0. Introduction

Suddenly, time series data is difficult to handle, isn't it? Moreover, I think that the more variables you have, the more likely you are to break your heart. However, "If you extract the features from the time series data, you can do anything else!" I think there are many people.

This time, we will introduce ** tsfresh **, a library that seems to be useful for feature engineering of multidimensional time series data.

I referred to the following article. -Library tsfresh that automatically extracts features from time series data -Easy statistical processing of time series data with tsfresh

1. Install tsfresh

I installed it via pip. You couldn't install from pip without a new pip, so please upgrade pip.

pip install --upgrade pip

Upgrade pip with

pip install tsfresh

Install tsfresh with.

At this time, if you get a warning that pandas does not support it, please change the version of pandas.

pip install pandas==0.21

Please change like.

Here is the version I'm using.

pip: 20.0.2
pandas: 0.21.0
tsfresh: 0.14.1

2. Prepare pseudo time series data

Finding multidimensional time series data was a hassle, so this time we'll use a pseudo-transformed dataset that can be downloaded from tsfresh. (If you already have your own data, please skip it.)

First of all, I can grasp the procedure with this pseudo data, but the result that comes out is not interesting at all, so if you have your own data, I recommend you to use it.

UEA & UCR Time Series Classification Repository There seems to be a lot of time series data that seems to be interesting ...

First, load the data.

`In[1]`



import pandas as pd
import numpy as np

from tsfresh.examples.har_dataset import download_har_dataset, load_har_dataset

download_har_dataset()
df = load_har_dataset()
print(df.shape)
df.head()

If you check with, you can see that this data has 7352 sample points and 128 variables (128 dimensions).

Next, cut out only 100 sample points and 50 variables.

`In[2]`


df = df.iloc[0:100, 0:50]
print(df.shape)
df.head()

This time, "There are five subjects, and 10 variables of time-series data are acquired from sensors attached to the body to classify whether the subjects are children or adults." Imagine a situation like this.

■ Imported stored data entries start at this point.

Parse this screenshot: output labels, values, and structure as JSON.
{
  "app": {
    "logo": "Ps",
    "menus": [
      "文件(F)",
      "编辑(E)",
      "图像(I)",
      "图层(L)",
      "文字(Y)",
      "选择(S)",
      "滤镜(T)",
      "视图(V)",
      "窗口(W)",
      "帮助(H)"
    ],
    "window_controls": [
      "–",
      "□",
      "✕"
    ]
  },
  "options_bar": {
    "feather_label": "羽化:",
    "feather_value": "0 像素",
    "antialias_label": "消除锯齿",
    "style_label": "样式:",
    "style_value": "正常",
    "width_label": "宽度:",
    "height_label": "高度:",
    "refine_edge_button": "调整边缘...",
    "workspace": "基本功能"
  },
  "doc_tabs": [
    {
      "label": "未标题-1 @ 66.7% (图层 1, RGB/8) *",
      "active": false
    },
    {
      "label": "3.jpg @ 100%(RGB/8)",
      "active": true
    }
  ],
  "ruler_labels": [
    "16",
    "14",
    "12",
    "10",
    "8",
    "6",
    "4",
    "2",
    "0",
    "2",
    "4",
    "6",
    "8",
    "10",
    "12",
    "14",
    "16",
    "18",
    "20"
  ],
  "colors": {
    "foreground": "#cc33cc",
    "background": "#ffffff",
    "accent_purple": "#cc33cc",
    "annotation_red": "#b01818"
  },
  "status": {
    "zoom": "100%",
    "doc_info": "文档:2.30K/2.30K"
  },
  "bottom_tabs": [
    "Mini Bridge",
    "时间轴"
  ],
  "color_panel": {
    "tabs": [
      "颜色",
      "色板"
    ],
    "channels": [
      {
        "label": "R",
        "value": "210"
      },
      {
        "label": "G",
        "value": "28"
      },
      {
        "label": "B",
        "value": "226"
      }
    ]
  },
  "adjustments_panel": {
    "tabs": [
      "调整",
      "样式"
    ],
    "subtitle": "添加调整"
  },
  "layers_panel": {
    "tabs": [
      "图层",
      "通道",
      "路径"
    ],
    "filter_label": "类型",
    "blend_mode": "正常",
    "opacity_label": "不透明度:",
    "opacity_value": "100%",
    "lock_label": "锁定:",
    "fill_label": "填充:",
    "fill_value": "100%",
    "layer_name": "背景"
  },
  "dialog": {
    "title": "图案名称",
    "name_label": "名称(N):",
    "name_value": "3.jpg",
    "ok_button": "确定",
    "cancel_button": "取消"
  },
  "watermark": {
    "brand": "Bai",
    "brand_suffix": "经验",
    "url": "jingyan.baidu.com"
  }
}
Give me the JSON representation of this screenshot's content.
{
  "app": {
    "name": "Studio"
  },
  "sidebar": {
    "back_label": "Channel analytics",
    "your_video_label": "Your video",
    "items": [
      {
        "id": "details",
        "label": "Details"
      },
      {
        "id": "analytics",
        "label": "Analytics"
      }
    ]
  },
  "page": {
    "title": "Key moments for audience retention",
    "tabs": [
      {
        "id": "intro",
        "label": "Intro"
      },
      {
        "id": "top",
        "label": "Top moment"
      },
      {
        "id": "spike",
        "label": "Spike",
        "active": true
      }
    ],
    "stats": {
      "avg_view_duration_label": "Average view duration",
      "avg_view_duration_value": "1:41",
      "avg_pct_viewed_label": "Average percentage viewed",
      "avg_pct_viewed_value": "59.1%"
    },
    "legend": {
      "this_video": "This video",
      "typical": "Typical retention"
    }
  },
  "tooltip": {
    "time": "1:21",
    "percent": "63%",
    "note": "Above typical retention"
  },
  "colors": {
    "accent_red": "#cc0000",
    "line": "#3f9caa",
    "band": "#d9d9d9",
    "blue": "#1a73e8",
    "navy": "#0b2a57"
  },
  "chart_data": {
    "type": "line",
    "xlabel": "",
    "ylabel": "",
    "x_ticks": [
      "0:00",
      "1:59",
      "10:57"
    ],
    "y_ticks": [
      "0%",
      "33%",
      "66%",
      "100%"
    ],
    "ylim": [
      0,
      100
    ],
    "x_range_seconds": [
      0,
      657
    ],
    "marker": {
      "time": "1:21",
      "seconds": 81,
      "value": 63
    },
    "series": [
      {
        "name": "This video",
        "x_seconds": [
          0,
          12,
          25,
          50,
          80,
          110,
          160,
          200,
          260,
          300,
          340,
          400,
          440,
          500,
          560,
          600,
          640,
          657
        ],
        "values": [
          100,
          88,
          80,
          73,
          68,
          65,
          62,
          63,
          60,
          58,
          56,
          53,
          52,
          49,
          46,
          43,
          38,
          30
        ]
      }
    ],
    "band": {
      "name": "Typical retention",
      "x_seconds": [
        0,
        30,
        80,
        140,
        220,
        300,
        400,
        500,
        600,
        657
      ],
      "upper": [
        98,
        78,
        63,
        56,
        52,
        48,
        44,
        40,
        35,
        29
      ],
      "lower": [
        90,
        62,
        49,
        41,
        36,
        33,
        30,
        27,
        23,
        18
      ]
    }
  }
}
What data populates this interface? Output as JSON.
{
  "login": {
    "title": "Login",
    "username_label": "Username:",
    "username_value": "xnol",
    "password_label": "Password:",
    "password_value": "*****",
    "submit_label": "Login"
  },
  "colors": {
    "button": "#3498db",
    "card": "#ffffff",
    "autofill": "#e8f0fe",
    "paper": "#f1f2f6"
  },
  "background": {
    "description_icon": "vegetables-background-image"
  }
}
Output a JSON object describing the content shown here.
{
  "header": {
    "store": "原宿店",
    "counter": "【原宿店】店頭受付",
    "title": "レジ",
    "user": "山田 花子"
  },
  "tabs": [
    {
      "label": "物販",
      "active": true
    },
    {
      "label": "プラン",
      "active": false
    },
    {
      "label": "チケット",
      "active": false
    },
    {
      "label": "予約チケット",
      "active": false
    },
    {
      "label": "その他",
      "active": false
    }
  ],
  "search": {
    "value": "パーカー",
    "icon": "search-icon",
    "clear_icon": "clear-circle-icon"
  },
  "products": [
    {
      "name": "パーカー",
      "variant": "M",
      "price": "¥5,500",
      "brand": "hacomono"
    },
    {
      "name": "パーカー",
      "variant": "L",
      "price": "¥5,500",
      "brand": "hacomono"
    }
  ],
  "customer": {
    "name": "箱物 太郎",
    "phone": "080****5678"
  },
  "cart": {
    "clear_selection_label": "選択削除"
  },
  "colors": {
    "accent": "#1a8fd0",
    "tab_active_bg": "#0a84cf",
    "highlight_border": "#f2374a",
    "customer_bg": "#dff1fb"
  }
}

The purpose of this time is to see through the flow of feature engineering. The correspondence of values is messed up. Of course, it cannot be classified by this data.

`In[3]`


# id:5 and 10 variables

#Each 10 variables are assigned to each individual (subject).
df_s1 = df.iloc[:,0:10].copy()
df_s2 = df.iloc[:,10:20].copy()
df_s3 = df.iloc[:,20:30].copy()
df_s4 = df.iloc[:,30:40].copy()
df_s5 = df.iloc[:,40:50].copy()

#Create a column whose value is each individual id.
df_s1['id'] = 'sub1'
df_s2['id'] = 'sub2'
df_s3['id'] = 'sub3'
df_s4['id'] = 'sub4'
df_s5['id'] = 'sub5'

#Rewrite the variable name of each column.
columns = ['x1', 'x2', 'x3', 'x4', 'x5', 'x6', 'x7', 'x8', 'x9', 'x10', 'id']
df_s1.columns = columns
df_s2.columns = columns
df_s3.columns = columns
df_s4.columns = columns
df_s5.columns = columns

df_s1.head()

There are 5 data frames like this.

Although it is a common mistake, if you do not use .copy () when dividing and extracting a data frame, the original value will be changed (passed by reference). I hope this article will be helpful. Differences in behavior when copying with = in pandas and when using copy ()

3. Transform time series data into a corresponding data frame

According to the Official Documents, ** extract_features () **, which is the main function in this article, has an argument. The format for passing is specified. The data type is the pandas dataframe object type, but there are three formats.

--Flat DataFrame --Stacked DataFrame (vertical stacking of data frames) --Dictionary of flat DataFrames (Dictionary of flat dataframes)

The above are the three types. This time, I will format it to this first format.

id	time	x	y
A	t1	x(A, t1)	y(A, t1)
A	t2	x(A, t2)	y(A, t2)
A	t3	x(A, t3)	y(A, t3)
B	t1	x(B, t1)	y(B, t1)
B	t2	x(B, t2)	y(B, t2)
B	t3	x(B, t3)	y(B, t3)

Continuing from earlier,

`In[4]`


df = pd.concat([df_s1, df_s2, df_s3, df_s4, df_s5], axis=0)
print(df['id'].nunique())
df.head()

As, when connected,

It will be. The number of unique ids is 5, so they are concatenated without any problems.

You can now pass it to the extract_features () function.

4. Extract features with extract_features ()

For the previous data frame

`In[5]`


from tsfresh import extract_features

df_features = extract_features(df, column_id='id')
df_features.head()

When you apply

The feature amount is calculated like this. There are 754 features for one variable. I think that there are quite a lot, but I think that it is useful if you think that the difficulty of handling time series data is solved.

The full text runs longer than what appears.